Estarrecedor nessa história da Cartilha “Politicamente Correto & Direitos Humanos” é a naturalização do autoritarismo. A cartilha, lançada há quase um ano, ganhou destaque a partir de um artigo de João Ubaldo Ribeiro no O Globo, onde afirma que “Estamos ingressando numa era totalitária. É o primeiro passo para se instituir uma nova língua e baixar normas sobre as palavras que devemos usar”.
Parece ingênuo afirmar que “estamos ingressando”, quando disfarçada de democracia, a oligarquia brasileira constituiu-se desde a colonização e se mantém no poder até hoje, apesar da renovação de alguns grupos em alguns territórios.
A defesa de Nilmário Miranda, secretário de Direitos Humanos, entretanto, impede-nos de examinar até a exaustão a afirmação de João Ubaldo, pois é ainda mais sintomática do autoritarismo presente no governo que a própria cartilha.
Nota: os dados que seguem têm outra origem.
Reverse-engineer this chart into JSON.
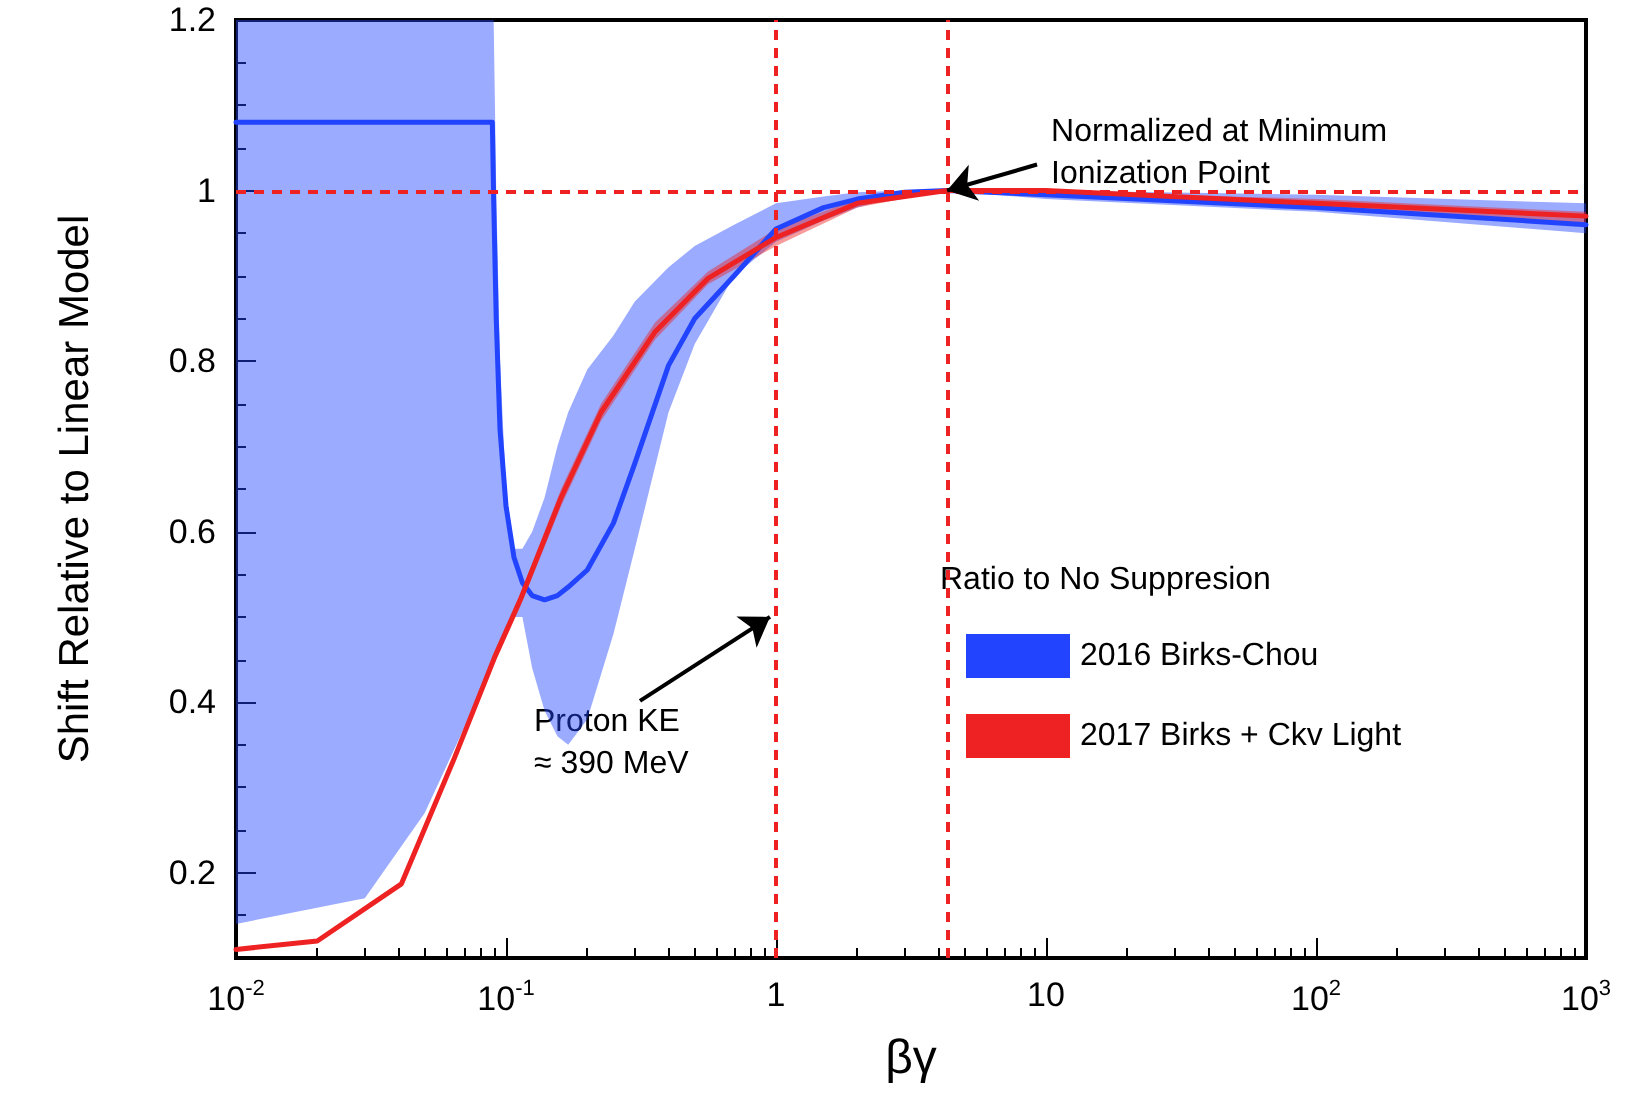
{
  "chart_data": {
    "type": "line",
    "xlabel": "βγ",
    "ylabel": "Shift Relative to Linear Model",
    "legend_title": "Ratio to No Suppresion",
    "log": "x",
    "grid": false,
    "marker": "none",
    "legend": "bottom right",
    "xlim": [
      0.01,
      1000
    ],
    "xticks": [
      {
        "value": 0.01,
        "label": "10$^{-2}$"
      },
      {
        "value": 0.1,
        "label": "10$^{-1}$"
      },
      1,
      10,
      {
        "value": 100,
        "label": "10$^{2}$"
      },
      {
        "value": 1000,
        "label": "10$^{3}$"
      }
    ],
    "ylim": [
      0.1,
      1.2
    ],
    "yticks": [
      0.2,
      0.4,
      0.6,
      0.8,
      1,
      1.2
    ],
    "series": [
      {
        "name": "2016 Birks-Chou",
        "color": "#2244ff",
        "x": [
          0.01,
          0.03,
          0.05,
          0.07,
          0.089,
          0.09,
          0.092,
          0.095,
          0.1,
          0.107,
          0.115,
          0.125,
          0.139,
          0.155,
          0.17,
          0.2,
          0.25,
          0.3,
          0.4,
          0.5,
          0.7,
          1,
          1.5,
          2,
          3,
          4.3,
          10,
          100,
          1000
        ],
        "values": [
          1.08,
          1.08,
          1.08,
          1.08,
          1.08,
          0.99,
          0.85,
          0.72,
          0.63,
          0.57,
          0.54,
          0.525,
          0.52,
          0.525,
          0.535,
          0.555,
          0.61,
          0.68,
          0.795,
          0.85,
          0.9,
          0.955,
          0.98,
          0.99,
          0.998,
          1.0,
          0.995,
          0.98,
          0.96
        ],
        "lower": [
          0.14,
          0.17,
          0.27,
          0.37,
          0.45,
          0.45,
          0.46,
          0.47,
          0.48,
          0.5,
          0.5,
          0.44,
          0.39,
          0.36,
          0.35,
          0.38,
          0.48,
          0.58,
          0.74,
          0.82,
          0.9,
          0.94,
          0.965,
          0.98,
          0.995,
          1.0,
          0.99,
          0.975,
          0.95
        ],
        "upper": [
          1.2,
          1.2,
          1.2,
          1.2,
          1.2,
          1.2,
          1.0,
          0.8,
          0.65,
          0.58,
          0.58,
          0.6,
          0.64,
          0.7,
          0.74,
          0.79,
          0.83,
          0.87,
          0.91,
          0.935,
          0.96,
          0.985,
          0.993,
          0.998,
          1.0,
          1.0,
          1.0,
          0.995,
          0.985
        ]
      },
      {
        "name": "2017 Birks + Ckv Light",
        "color": "#ee2222",
        "x": [
          0.01,
          0.02,
          0.041,
          0.0645,
          0.0906,
          0.114,
          0.16,
          0.225,
          0.356,
          0.56,
          1,
          2,
          4.3,
          10,
          100,
          1000
        ],
        "values": [
          0.11,
          0.12,
          0.187,
          0.335,
          0.452,
          0.523,
          0.64,
          0.74,
          0.834,
          0.897,
          0.945,
          0.985,
          1.0,
          1.0,
          0.985,
          0.97
        ],
        "lower": [
          0.11,
          0.12,
          0.185,
          0.33,
          0.445,
          0.515,
          0.63,
          0.73,
          0.825,
          0.89,
          0.935,
          0.98,
          1.0,
          0.995,
          0.98,
          0.96
        ],
        "upper": [
          0.11,
          0.12,
          0.19,
          0.34,
          0.46,
          0.53,
          0.65,
          0.75,
          0.845,
          0.905,
          0.955,
          0.99,
          1.0,
          1.0,
          0.99,
          0.975
        ]
      }
    ],
    "ref_lines": [
      {
        "axis": "x",
        "value": 1,
        "color": "#ee2222",
        "line_style": "dashed"
      },
      {
        "axis": "x",
        "value": 4.3,
        "color": "#ee2222",
        "line_style": "dashed"
      },
      {
        "axis": "y",
        "value": 1,
        "color": "#ee2222",
        "line_style": "dashed"
      }
    ],
    "annotations": [
      {
        "text": "Normalized at Minimum\nIonization Point",
        "x": 4.3,
        "y": 1
      },
      {
        "text": "Proton KE\n≈ 390 MeV",
        "x": 0.95,
        "y": 0.5
      }
    ]
  }
}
Nilmário afirma que “Não há nada de autoritário. É um texto educativo, não vai ser transformado em lei”.
Em primeiro lugar, é obviamente autoritário reclamar para si a prerrogativa de determinar como os demais devem se expressar, que palavras e expressões devem ou não fazer uso, mas é outro o clímax da afirmação.
O secretário elimina a clara relação entre autoritarismo e educação, como se uma das principais formas de manutenção do status quo não fosse justamente a educação.Educação, aliás, é matéria que, a despeito do considerável avanço das últimas décadas, permanece como espaço privilegiado para a reprodução do sistema autoritário.
Além de ignorar que o autoritarismo se manifesta através da educação, Nilmário Miranda ainda deixa transparecer em si mesmo o autoritarismo cristalizado e naturalizado, pois afirma que o texto da cartilha “não vai ser transformado em lei”, como se ele ou o governo contassem com poder tal que pudesse impedir a legislação presente e futura de se basear em tal cartilha para reformar as leis existentes ou mesmo as criar totalmente novas.
A nova cartilha do governo deve mesmo ser recolhida, talvez queimada, mas não só ela. Devem ser banidas de nosso país todas as cartilhas e todas as apostilas. Todas as promessas mentirosas de conhecimento fácil.
Os livros didáticos devem ser conservados em nossa terra, acessível a todos, mas não como instrumento de educação e sim como peça de museu. Deve-se criar o Museu do Livro Didático.
Devem tomar lugares dos livros didáticos os tão somente ou simplesmente chamados livros. Educandos de todas as idades devem ter acesso à pluralidade e à diversidade e não convidados a consumir conhecimento em forma de lata, monótono e monocórdio, com aparência de verdade.
O livro didático em sua tradição e a novidade das apostilas dos “cursinhos” são expressão do autoritarismo que assola a nação brasileira. São não mais que a materialização de uma maldição que cada geração renova para seus filhos.
É urgente que a família brasileira, seja qual for sua composição, assuma a tarefa de casa de ler em conjunto livros de história, de literatura, de geografia, de direito, de política e de vários outros saberes. Que cada cidadão seja convidado a ler em família, uma ou duas horas por dia, o livro do seu gosto. Que o governo gaste seu dinheiro comprando e distribuindo o maior número de livros através das bibliotecas ainda em funcionamento em nosso país.
Talvez com a adesão de muitos à leitura em família encontre-se saída para a tradição autoritária brasileira. Talvez muitos se tornem até consumidores, compradores de livros e de jornais, não apenas por terem desenvolvido o gosto pela leitura, mas principalmente por que certamente terão desenvolvido potencial: necessidade, desejo e poder para consumir mais que o estritamente necessário ao atendimento de suas necessidades fisiológicas ou, nos melhores casos, também de segurança.
Somente no dia em que muitos brasileiros, mesmo que não todos, mas ao menos uma parcela significativa, que seja dos jovens, puderem pensar em sua realização pessoal e profissional o Brasil poderá se ver livre do jugo autoritário de suas oligarquias pré-republicanas. Antes disso, antes da nação contar com cidadãos conscientes e necessitados de sua própria cidadania, toda polêmica relacionada à liberdade, à justiça ou à democracia é mera expressão retórica da farsa democrática high tech, com suas belíssimas urnas eletrônicas, modelo exportação para o mundo do exercício brasileiro de democracia.
Politicamente Correto & Direitos Humanos não passa de mais uma entre tantas maquiagens baratas e mal aplicadas com o objetivo de minimizar a feiúra e a crueza da parca formação intelectual da nação brasileira. Um faz de conta como tantas outras cartilhas, apostilas, livros didáticos, merendas escolares, bolsas escola, bolsas família e tudo mais que possa retardar o empoderamento popular.